Ed Miliband, le possible futur Premier ministre du Royaume-Uni, est-il le roi du malaise?

POLITIQUE Découvrez quatre moments «gênants» de la carrière du candidat travailliste aux élections législatives du 7 mai...

Céline Boff
Ed Miliband, le candidat travailliste aux élections législatives
Ed Miliband, le candidat travailliste aux élections législatives — Tracey Paddison/REX Shu/REX/SIPA

Certains le qualifient de «gaffeur en série». D’autres, de «roi du malaise». Pour le quotidien The Telegraph, Ed Miliband, le candidat travailliste aux élections législatives du 7 mai, n’a tout simplement «pas conscience des conventions sociales les plus élémentaires». Really? 20 Minutes a sélectionné quatre moments jugés gênants par la presse britannique. Et vous, qu’en pensez-vous?

Un discours un peu «too much»

En 2010, c’est la guerre dans la famille Miliband. Après la démission de Gordon Brown, le leader du parti travailliste, la bataille pour sa succession commence et elle oppose Ed, 40 ans, à son frère, David, 45 ans… L’aîné est le favori des pontes du parti. Le cadet, plus à gauche, obtient le soutien des jeunes et des syndicats. Après des mois de campagne, les militants choisissent finalement Ed. La presse fait ses choux gras de cette compétition fraternelle et se gausse d’Ed le jour où, les résultats tout juste proclamés, il s’empare du micro et adresse un «David, je t’aime» à l’attention de son frère.

Le scandale du «bacon gate»

En pleine campagne pour défendre le parti travailliste aux élections européennes de mai 2014, Ed Miliband veut la jouer cool. Et populaire. Un matin, il se rend au New Covent Garden Market de Londres, le plus grand marché de gros de fruits, de légumes et de fleurs au Royaume-Uni. A 6h30, il achète un sandwich au bacon dont il commence la dégustation, face aux caméras. «Bad idea»: ce casse-croûte semble l’écoeurer comme en témoigne ce cliché.

La presse anglaise se moque d’autant plus d’Ed Miliband que le vendeur du sandwich affirmera aux journalistes voter non pas pour les travaillistes, mais pour le parti conservateur, «plus pro-business», selon ses propos.

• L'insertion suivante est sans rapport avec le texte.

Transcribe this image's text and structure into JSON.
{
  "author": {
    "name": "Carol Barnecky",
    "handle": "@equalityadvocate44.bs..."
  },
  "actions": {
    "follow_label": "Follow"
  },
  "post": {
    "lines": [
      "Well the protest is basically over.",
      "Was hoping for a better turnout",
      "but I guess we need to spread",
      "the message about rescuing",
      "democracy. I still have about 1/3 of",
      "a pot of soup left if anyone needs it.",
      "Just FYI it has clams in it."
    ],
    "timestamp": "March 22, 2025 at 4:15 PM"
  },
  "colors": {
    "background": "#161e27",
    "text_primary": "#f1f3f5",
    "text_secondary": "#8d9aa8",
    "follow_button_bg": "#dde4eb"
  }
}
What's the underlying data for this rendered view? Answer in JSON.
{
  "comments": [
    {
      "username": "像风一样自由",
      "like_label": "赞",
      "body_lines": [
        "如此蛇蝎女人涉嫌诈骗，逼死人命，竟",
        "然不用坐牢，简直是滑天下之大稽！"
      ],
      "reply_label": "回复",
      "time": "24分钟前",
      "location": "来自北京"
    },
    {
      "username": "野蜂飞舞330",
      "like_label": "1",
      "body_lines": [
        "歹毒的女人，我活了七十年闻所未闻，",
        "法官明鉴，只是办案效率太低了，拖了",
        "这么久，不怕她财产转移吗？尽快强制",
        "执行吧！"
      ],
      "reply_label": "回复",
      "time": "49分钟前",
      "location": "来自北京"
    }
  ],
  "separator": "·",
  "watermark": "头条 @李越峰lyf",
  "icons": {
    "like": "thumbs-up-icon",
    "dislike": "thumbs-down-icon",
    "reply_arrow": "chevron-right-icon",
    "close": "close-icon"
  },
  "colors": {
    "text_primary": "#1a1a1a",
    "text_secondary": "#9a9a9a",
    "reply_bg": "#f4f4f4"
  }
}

«To kiss or not to kiss», telle est la question

En 2014 toujours, Ed conclut la conférence annuelle du parti travailliste en montant sur l’estrade avec sa femme, Justine. Elle tente de l’embrasser, il reste d’abord de marbre. Comprenant son erreur, il s’approche de sa femme, mais cette dernière ne bouge pas. Finalement, ils se donnent un petit baiser rapide. Quelques secondes plus tard, Ed tente à nouveau d’embrasser sa femme mais Justine lui oppose une fin de non-recevoir.



L’affaire du Sun

2014, encore. Quelques jours avant la Coupe du monde de football, Ed Miliband participe à une opération montée par le quotidien The Sun. Comme le Premier ministre David Cameron et le vice-premier ministre Nick Clegg avant lui, il prend la pose, un exemplaire du Sun dans les mains, pour signifier son soutien à l’équipe nationale. Mais l’exercice déplaît. D’abord parce que Miliband s’était montré très ferme sur la nécessité de conduire une enquête publique contre Rupert Murdoch, patron de presse potentiellement impliqué dans l’affaire des écoutes téléphoniques et… propriétaire du Sun.

Ensuite, parce que plusieurs responsables politiques travaillistes de Liverpool montent au créneau. Il faut dire que le Sun a une réputation exécrable dans cette région, à cause de sa couverture de la tragédie de Hillsborough. En 1989, le journal avait assuré que les supporters de Liverpool étaient à l’origine de ce drame - 96 personnes étaient mortes- parce qu’ils étaient ivres et qu’ils avaient attaqué les forces de l'ordre et les secouristes. Cette information, fausse, avait entraîné un boycott immédiat et massif du Sun. Seize ans plus tard, les ventes du Sun n’ont jamais redécollé dans cette région.